I first met Clive when, as a BBC News Trainee in 1974, I was sent to BBC Northern Ireland for three months, and I was deployed to PM Ulster, a half hour opt-out from PM on Radio 4. There seemed to be quite a few reporters on this show, sitting at desks organised like a classroom, with the boss, Keith Hayes, at the teacher's table - Wilson Harte, David Beak, Maggie Taggart and Clive doing his bidding.
Keith spent most of his time rehearsing a daily Gloria Hunniford show, for the launch of Radio Ulster, which came in January 1975. It was still a time of violence, car bombs etc, but PM Ulster was pretty gentle stuff, with regular features from Frank Delaney in Dublin, which obviously irritated one large section of the audience. If someone big, like Ian Paisley, was coming in for a tv interview, we'd knock him off as well. Presenter Sean Rafferty was deemed too lightweight to handle this sort of stuff, so a local junior school head (can't track his name) came in. He sat with Paisley at a separate studio table, and Paisley eased himself into the chair, placing his large personal revolver on the desk.
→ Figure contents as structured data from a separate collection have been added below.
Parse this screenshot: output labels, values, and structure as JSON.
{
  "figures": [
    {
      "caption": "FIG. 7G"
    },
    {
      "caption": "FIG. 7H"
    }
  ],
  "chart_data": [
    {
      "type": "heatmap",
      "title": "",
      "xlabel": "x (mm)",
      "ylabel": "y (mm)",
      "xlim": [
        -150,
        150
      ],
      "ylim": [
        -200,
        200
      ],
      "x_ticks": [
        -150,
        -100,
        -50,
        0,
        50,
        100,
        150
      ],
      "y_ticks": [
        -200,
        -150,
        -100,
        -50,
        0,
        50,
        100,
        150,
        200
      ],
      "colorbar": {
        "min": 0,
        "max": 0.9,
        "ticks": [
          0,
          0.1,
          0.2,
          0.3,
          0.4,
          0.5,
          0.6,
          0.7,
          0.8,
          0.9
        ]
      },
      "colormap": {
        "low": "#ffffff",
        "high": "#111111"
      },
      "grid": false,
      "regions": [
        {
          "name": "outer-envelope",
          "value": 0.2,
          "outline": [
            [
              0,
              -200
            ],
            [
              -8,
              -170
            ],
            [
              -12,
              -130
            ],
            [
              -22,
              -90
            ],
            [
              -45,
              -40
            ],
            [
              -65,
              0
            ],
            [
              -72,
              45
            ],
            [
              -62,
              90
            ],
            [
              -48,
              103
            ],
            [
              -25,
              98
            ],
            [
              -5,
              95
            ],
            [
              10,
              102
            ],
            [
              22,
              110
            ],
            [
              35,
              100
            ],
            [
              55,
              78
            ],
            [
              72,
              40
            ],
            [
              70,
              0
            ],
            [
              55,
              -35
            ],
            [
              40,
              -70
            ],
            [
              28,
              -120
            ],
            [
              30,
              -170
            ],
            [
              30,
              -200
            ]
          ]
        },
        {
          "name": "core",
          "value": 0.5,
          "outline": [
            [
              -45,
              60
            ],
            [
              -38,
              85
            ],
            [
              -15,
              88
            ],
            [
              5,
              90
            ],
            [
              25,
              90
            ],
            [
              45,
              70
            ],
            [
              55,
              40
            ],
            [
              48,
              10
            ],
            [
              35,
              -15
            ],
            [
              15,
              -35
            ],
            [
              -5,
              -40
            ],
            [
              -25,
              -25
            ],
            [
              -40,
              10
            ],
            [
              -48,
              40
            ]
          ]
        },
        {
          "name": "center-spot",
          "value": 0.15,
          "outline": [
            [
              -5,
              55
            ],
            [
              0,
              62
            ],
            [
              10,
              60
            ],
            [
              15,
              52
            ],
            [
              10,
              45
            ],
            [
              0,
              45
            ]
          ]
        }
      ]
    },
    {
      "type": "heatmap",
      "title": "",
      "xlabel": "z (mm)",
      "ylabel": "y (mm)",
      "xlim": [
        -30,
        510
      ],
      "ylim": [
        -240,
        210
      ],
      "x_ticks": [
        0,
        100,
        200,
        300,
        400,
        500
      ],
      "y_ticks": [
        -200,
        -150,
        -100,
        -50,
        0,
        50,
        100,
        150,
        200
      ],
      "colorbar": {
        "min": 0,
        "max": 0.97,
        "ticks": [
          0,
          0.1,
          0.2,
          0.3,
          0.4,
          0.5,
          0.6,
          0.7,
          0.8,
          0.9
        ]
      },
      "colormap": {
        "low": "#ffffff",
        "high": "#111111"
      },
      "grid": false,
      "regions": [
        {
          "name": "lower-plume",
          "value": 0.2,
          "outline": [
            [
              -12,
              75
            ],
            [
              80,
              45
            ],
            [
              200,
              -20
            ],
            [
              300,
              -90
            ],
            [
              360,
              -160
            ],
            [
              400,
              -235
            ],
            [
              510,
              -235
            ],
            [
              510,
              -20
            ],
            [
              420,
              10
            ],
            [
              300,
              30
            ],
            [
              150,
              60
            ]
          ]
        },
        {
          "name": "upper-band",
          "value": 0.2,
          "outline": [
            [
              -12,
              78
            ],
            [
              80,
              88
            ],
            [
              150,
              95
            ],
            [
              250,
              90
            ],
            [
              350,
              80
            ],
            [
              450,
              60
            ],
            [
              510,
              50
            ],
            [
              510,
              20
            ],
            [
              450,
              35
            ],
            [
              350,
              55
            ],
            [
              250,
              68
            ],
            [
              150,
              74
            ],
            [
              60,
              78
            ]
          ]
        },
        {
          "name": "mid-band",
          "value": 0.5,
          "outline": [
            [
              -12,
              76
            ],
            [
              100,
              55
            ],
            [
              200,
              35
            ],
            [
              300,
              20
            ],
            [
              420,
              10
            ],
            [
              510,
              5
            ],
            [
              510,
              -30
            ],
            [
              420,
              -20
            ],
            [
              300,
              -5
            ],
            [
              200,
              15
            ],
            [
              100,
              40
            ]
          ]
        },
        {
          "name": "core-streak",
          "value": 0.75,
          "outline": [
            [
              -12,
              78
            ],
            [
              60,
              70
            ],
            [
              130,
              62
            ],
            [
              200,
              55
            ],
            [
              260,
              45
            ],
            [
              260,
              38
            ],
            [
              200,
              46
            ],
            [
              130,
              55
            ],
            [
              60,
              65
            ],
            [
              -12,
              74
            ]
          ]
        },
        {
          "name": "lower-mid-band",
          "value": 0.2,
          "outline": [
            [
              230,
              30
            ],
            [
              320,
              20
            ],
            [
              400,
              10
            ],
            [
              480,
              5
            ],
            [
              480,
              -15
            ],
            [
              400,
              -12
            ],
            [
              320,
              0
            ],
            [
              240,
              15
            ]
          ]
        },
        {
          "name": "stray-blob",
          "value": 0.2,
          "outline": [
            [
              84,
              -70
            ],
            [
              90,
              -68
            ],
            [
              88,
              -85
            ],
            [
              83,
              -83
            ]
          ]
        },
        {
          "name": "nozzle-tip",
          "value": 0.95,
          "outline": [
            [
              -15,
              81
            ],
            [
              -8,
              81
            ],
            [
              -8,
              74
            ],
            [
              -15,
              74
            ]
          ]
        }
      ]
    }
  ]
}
Socially, most of us under-30s repaired to the BBC Club after Scene Around Six, and things would evolve from there. Jeremy Paxman occasionally joined in, already reporting and presenting the local tv current affairs show Spotlight. Sometimes there were journeys outside Belfast's city limits, for Italian food; sometimes it ended up back at various larger flats. Always fun.
By the time myself and Clive met up regularly again, I was with Radio Five Live as we moved to Television Centre, and Clive was a manager in Newsgathering. Both of us had a fair share of management 'b*ll*cks' to handle. I joined him, with other luminaries, from VT Editors through IT staff to HR professionals, over many a lunchtime at what we dubbed "The Podium of Fear" in the BBC Club. If the wisdom imparted over those sessions had been implemented by management, the whole BBC would be in a much better place by now. Clive also regularly met up with Five Live presenter Peter Allen, at the fruit machine. Clive would keep an eye on whether or not it had already 'paid out'; whether it had or not, the pair seemed to spend at least a quarter of an hour each day in its thrall, before pressing on to other duties. Still fun.